Opening Reception: Wednesday, September 14 from 6pm to 8pm
There is no denying the formal achievement of Modern art. Some see a simultaneous loss of effective social commentary as Modernism advanced through the various abstractionists’ adventures in painting and sculpture. The works of certain mid 20th Century African American artists, such as Elizabeth Catlett and Benny Andrews, contradict this notion. These artists utilized the formal strength of modernism to advance and articulate their strong socio-political views. Despite their powerful blending of abstract expression and representational content, both artists were ignored or openly discouraged by the art world establishment. Catlett was forced to leave the United States in order to voice her political beliefs and Andrews was discouraged by his dealer from depicting black themes. Without hesitation, these two artists demonstrated a determination and capacity to address the substance of a people. They each asserted the validity of their own lives and the humanity around them, communicating a spiritual dignity that still resonates today. We feel fortunate and proud to have the opportunity to present the paintings of Benny Andrews and the sculpture of Elizabeth Catlett, two modern masters, to our audience.

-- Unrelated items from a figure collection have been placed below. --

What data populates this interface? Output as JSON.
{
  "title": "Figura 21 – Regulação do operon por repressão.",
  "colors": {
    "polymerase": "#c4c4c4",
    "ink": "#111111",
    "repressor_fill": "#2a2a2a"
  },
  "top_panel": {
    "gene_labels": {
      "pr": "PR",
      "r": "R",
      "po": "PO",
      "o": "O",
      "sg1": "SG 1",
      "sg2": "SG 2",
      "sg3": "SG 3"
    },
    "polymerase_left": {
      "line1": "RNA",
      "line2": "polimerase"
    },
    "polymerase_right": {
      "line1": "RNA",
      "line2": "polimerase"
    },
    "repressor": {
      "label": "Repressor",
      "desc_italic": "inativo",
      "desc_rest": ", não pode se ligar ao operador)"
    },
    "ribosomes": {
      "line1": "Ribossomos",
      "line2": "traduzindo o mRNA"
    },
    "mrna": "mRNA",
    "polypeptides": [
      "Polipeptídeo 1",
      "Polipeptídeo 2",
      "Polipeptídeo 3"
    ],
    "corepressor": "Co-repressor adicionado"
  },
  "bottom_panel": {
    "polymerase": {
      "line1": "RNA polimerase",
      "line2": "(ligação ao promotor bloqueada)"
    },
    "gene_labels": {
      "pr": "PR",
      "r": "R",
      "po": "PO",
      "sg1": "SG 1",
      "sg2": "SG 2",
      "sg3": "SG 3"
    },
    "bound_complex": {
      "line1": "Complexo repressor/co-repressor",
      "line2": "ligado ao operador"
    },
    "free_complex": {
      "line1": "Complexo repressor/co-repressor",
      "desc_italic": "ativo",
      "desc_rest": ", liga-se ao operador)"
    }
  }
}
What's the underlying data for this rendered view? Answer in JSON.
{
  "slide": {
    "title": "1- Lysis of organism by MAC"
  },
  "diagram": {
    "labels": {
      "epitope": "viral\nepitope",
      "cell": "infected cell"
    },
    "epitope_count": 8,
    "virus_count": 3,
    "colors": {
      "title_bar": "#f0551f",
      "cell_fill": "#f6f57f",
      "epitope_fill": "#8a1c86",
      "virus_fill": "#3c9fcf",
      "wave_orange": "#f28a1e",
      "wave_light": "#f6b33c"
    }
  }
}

Elizabeth Catlett & Benny Andrews is presented in celebration of the Grand Opening of the Smithsonian National Museum of African American History and Culture. In addition to the works on view by Catlett and Andrews we have gathered other pieces by historically important African American artists, including works by Margaret Burroughs, Herbert Gentry, Sam Gilliam, James Wells, Walter Williams and Alma Thomas. These additional works may be seen upon request.